En 2025, plus de 190 000 étrangers en situation irrégulière ont été interpellés en France, affichant une hausse de 30 % par rapport à 2024, d'après les dernières statistiques de la direction générale des étrangers en France (DGEF) du ministère de l’Intérieur.
Les expulsions d'étrangers, qualifiées d'"éloignements", ont grimpé de 15,7 % par rapport à l'année précédente, atteignant leur plus haut niveau depuis 2014, souligne la DGEF. En 2025, 24 985 étrangers ont été expulsés, dont plus de 15 000 par des méthodes "forcées", tandis que d'autres ont quitté le pays volontairement.

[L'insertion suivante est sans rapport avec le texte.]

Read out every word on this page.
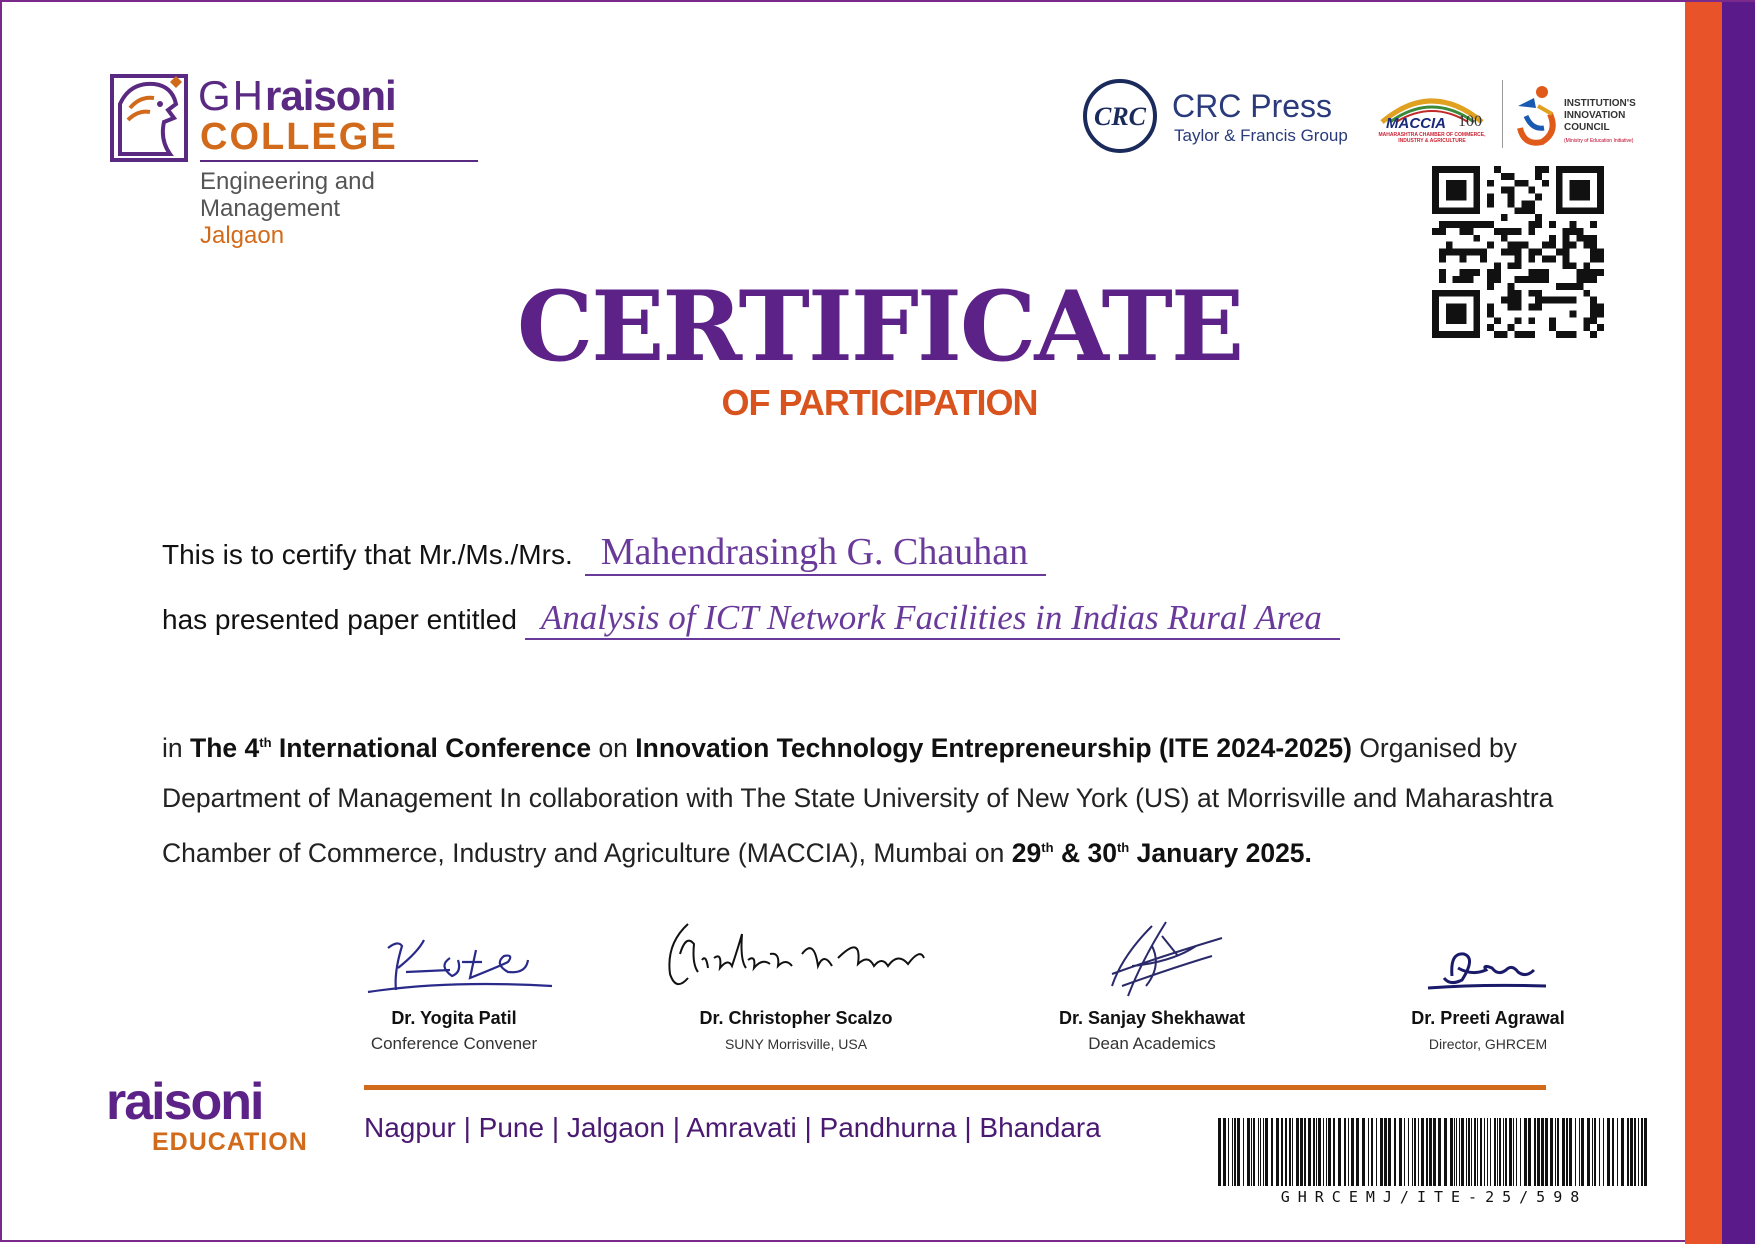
GHraisoni
COLLEGE
Engineering and
Management
Jalgaon
CRC CRC Press
Taylor & Francis Group
MACCIA 100
MAHARASHTRA CHAMBER OF COMMERCE, INDUSTRY & AGRICULTURE
INSTITUTION'S
INNOVATION
COUNCIL
(Ministry of Education Initiative)
CERTIFICATE
OF PARTICIPATION
This is to certify that Mr./Ms./Mrs. Mahendrasingh G. Chauhan
has presented paper entitled Analysis of ICT Network Facilities in Indias Rural Area
in The 4th International Conference on Innovation Technology Entrepreneurship (ITE 2024-2025) Organised by Department of Management In collaboration with The State University of New York (US) at Morrisville and Maharashtra Chamber of Commerce, Industry and Agriculture (MACCIA), Mumbai on 29th & 30th January 2025.
Dr. Yogita Patil
Conference Convener
Dr. Christopher Scalzo
SUNY Morrisville, USA
Dr. Sanjay Shekhawat
Dean Academics
Dr. Preeti Agrawal
Director, GHRCEM
raisoni
EDUCATION Nagpur | Pune | Jalgaon | Amravati | Pandhurna | Bhandara
GHRCEMJ/ITE-25/598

Les personnes expulsées proviennent principalement d'Algérie (10 % des expulsions), même si les éloignements vers ce pays ont baissé de 15 % par rapport à 2024, une année particulièrement marquée par des chiffres élevés. Suivent le Maroc, la Tunisie, la Géorgie, la Roumanie et l'Albanie.
Moins de régularisations, plus de titres de séjour
Concernant les régularisations, les bilans montrent une baisse de 10 %, conséquence directe de la circulaire Retailleau, qui impose maintenant une présence de sept ans sur le territoire pour justifier une demande, contre cinq années auparavant, ou trois pour les métiers en tension.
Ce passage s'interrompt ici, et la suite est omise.